His talents are undeniable, as is his work ethic. Still, many find Seth MacFarlane’s work immature and distasteful. And they have a point.

Ted 2

Universal Pictures
Rave 20 and Quality 16

2012 was the year of that MacFarlane, a long-time television cartoon writer most famous for his brainchild “Family Guy,” made the jump to the big screen with “Ted,” the story of a drug-fueled, womanizing children’s-toy-come-to-life. The film did not need a sequel. “Ted 2” is playing in a theater near you.

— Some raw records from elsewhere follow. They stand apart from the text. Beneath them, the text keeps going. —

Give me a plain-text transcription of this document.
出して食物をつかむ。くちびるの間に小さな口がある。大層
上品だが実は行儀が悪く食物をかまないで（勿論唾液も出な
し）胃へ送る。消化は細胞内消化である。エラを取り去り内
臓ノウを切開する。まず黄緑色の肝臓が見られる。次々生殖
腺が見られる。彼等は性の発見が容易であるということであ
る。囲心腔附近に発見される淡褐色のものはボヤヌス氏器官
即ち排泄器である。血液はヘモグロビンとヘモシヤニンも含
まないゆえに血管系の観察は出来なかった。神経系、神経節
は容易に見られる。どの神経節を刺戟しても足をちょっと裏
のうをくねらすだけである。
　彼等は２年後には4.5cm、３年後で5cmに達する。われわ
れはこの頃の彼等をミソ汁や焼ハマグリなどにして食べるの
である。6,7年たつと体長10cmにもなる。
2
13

After a lengthy dance number in the vein of Broadway, the story opens at Ted’s (MacFarlane) wedding to Tami-Lynn (Jessica Barth, “Get Smart”). A wonderful moment for Ted, his thunder buddy for life, John (Mark Wahlberg, “Boogie Nights”) brings the mood down with talk of his divorce. As Ted tries to get John back in the game, he discovers for himself that married life isn’t happily-ever-after. When Ted and Tami-Lynn’s attempt to adopt a child calls Ted’s citizenship into question, the bear and his buddy have a lawsuit on their hands in the fight for Ted’s Civil Rights.

This quest leads them into the counsel of Samantha (Amanda Seyfried, “Les Misérables”), a recent law school grad and pothead. Seyfried isn’t asked to do much — her character is a dream girl that doesn’t come with any of the needy girlfriend baggage that drove the first film’s plot — but she does sing, and she sings well (though the song doesn’t quite fit in the movie).

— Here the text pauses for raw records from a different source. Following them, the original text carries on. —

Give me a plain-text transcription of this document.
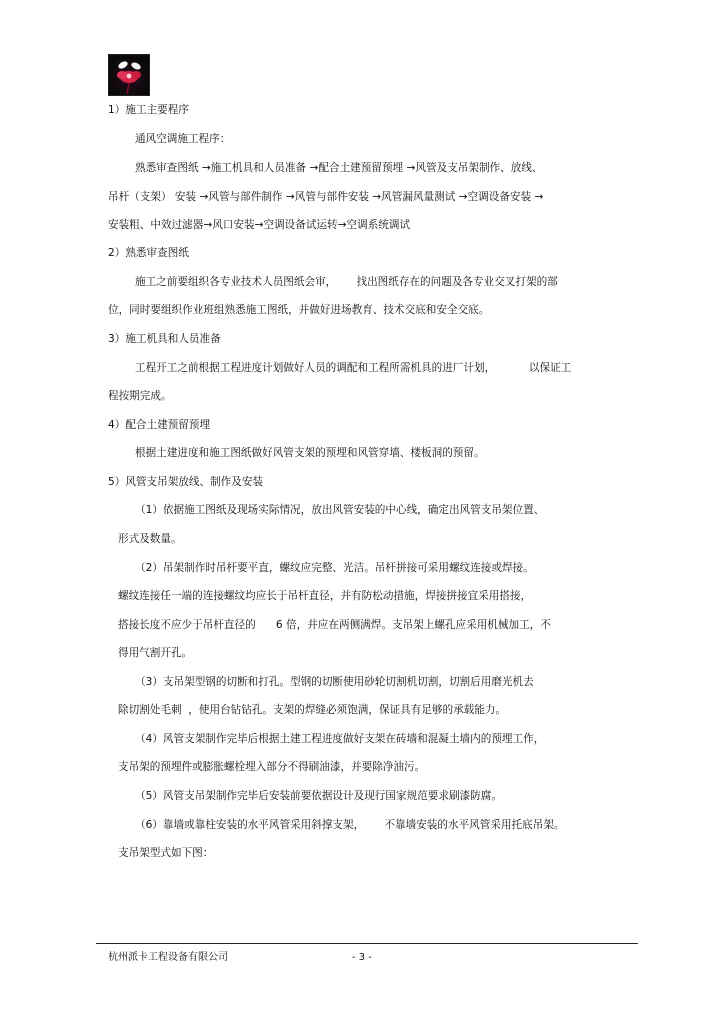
1）施工主要程序
通风空调施工程序：
熟悉审查图纸 →施工机具和人员准备 →配合土建预留预埋 →风管及支吊架制作、放线、
吊杆（支架） 安装 →风管与部件制作 →风管与部件安装 →风管漏风量测试 →空调设备安装 →
安装粗、中效过滤器→风口安装→空调设备试运转→空调系统调试
2）熟悉审查图纸
施工之前要组织各专业技术人员图纸会审，      找出图纸存在的问题及各专业交叉打架的部
位，同时要组织作业班组熟悉施工图纸，并做好进场教育、技术交底和安全交底。
3）施工机具和人员准备
工程开工之前根据工程进度计划做好人员的调配和工程所需机具的进厂计划，          以保证工
程按期完成。
4）配合土建预留预埋
根据土建进度和施工图纸做好风管支架的预埋和风管穿墙、楼板洞的预留。
5）风管支吊架放线、制作及安装
（1）依据施工图纸及现场实际情况，放出风管安装的中心线，确定出风管支吊架位置、
形式及数量。
（2）吊架制作时吊杆要平直，螺纹应完整、光洁。吊杆拼接可采用螺纹连接或焊接。
螺纹连接任一端的连接螺纹均应长于吊杆直径，并有防松动措施，焊接拼接宜采用搭接，
搭接长度不应少于吊杆直径的      6 倍，并应在两侧满焊。支吊架上螺孔应采用机械加工，不
得用气割开孔。
（3）支吊架型钢的切断和打孔。型钢的切断使用砂轮切割机切割，切割后用磨光机去
除切割处毛刺  ，使用台钻钻孔。支架的焊缝必须饱满，保证具有足够的承载能力。
（4）风管支架制作完毕后根据土建工程进度做好支架在砖墙和混凝土墙内的预埋工作，
支吊架的预埋件或膨胀螺栓埋入部分不得刷油漆，并要除净油污。
（5）风管支吊架制作完毕后安装前要依据设计及现行国家规范要求刷漆防腐。
（6）靠墙或靠柱安装的水平风管采用斜撑支架，      不靠墙安装的水平风管采用托底吊架。
支吊架型式如下图：
杭州派卡工程设备有限公司	- 3 -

“Ted 2” takes a while to decide on a central plot, and still takes detours after it does. And that’s fine for a film that emphasizes comedy over conflict. The problem is, the jokes aren’t very good: The visual gags include John covered in semen and Ted ripping a penis bong; “witty” one-liners are often obvious quips about smoking pot; there are plenty of celebrity cameos, but the execution lacks, especially in Jay Leno’s bathroom handjob bit.

While the central conflict is a fight for Civil Rights, use of black culture in “Ted 2” doesn’t seem to fit the progressive agenda set forth by the film’s ideas. A black judge connects with Ted over soulful music, a large black woman gives Ted motherly advice at work … and that’s about it, except for Morgan Freeman’s cameo at the end. The exception to this is Michael Dorn (“Star Trek: The Next Generation”) as Rick, the new boyfriend of John’s boss. The couple’s Comic-Con hobby is one of the few jokes that hits its mark.

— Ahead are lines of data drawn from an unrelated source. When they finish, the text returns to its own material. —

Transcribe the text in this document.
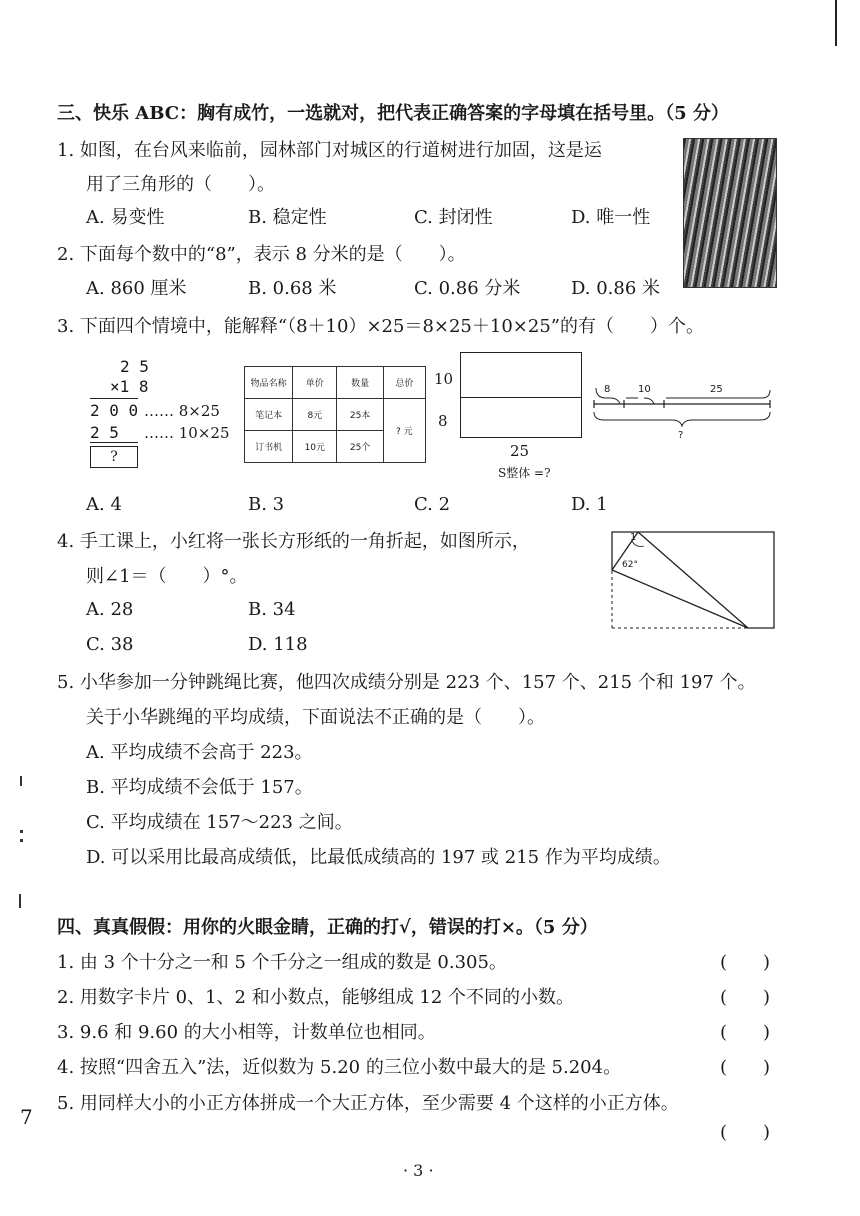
三、快乐 ABC：胸有成竹，一选就对，把代表正确答案的字母填在括号里。（5 分）
1. 如图，在台风来临前，园林部门对城区的行道树进行加固，这是运
用了三角形的（　　）。
A. 易变性	B. 稳定性	C. 封闭性	D. 唯一性
2. 下面每个数中的“8”，表示 8 分米的是（　　）。
A. 860 厘米	B. 0.68 米	C. 0.86 分米	D. 0.86 米
3. 下面四个情境中，能解释“（8＋10）×25＝8×25＋10×25”的有（　　）个。
2 5
×1 8
2 0 0 …… 8×25
2 5 …… 10×25
?
物品名称	单价	数量	总价
笔记本	8元	25本	? 元
订书机	10元	25个	
10
8
25
S整体 =?
8	10	25
?
A. 4	B. 3	C. 2	D. 1
4. 手工课上，小红将一张长方形纸的一角折起，如图所示，
则∠1＝（　　）°。
A. 28	B. 34
C. 38	D. 118
1
62°
5. 小华参加一分钟跳绳比赛，他四次成绩分别是 223 个、157 个、215 个和 197 个。
关于小华跳绳的平均成绩，下面说法不正确的是（　　）。
A. 平均成绩不会高于 223。
B. 平均成绩不会低于 157。
C. 平均成绩在 157～223 之间。
D. 可以采用比最高成绩低，比最低成绩高的 197 或 215 作为平均成绩。
四、真真假假：用你的火眼金睛，正确的打√，错误的打×。（5 分）
1. 由 3 个十分之一和 5 个千分之一组成的数是 0.305。	(　　)
2. 用数字卡片 0、1、2 和小数点，能够组成 12 个不同的小数。	(　　)
3. 9.6 和 9.60 的大小相等，计数单位也相同。	(　　)
4. 按照“四舍五入”法，近似数为 5.20 的三位小数中最大的是 5.204。	(　　)
5. 用同样大小的小正方体拼成一个大正方体，至少需要 4 个这样的小正方体。
(　　)
7
· 3 ·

However, no one can deny that the film has some heart. The love between Ted and John still shines through; even in the moments when their antics aren’t so amusing, their brotherly bond makes the scene worth watching. Unfortunately, heart doesn’t outweigh cheap humor, flat characters and a run-time that’s 20 minutes too long.

If you’re a big fan of Seth MacFarlane, then you’ll likely enjoy “Ted 2.” If you’re not, you still might. But the odds are against it.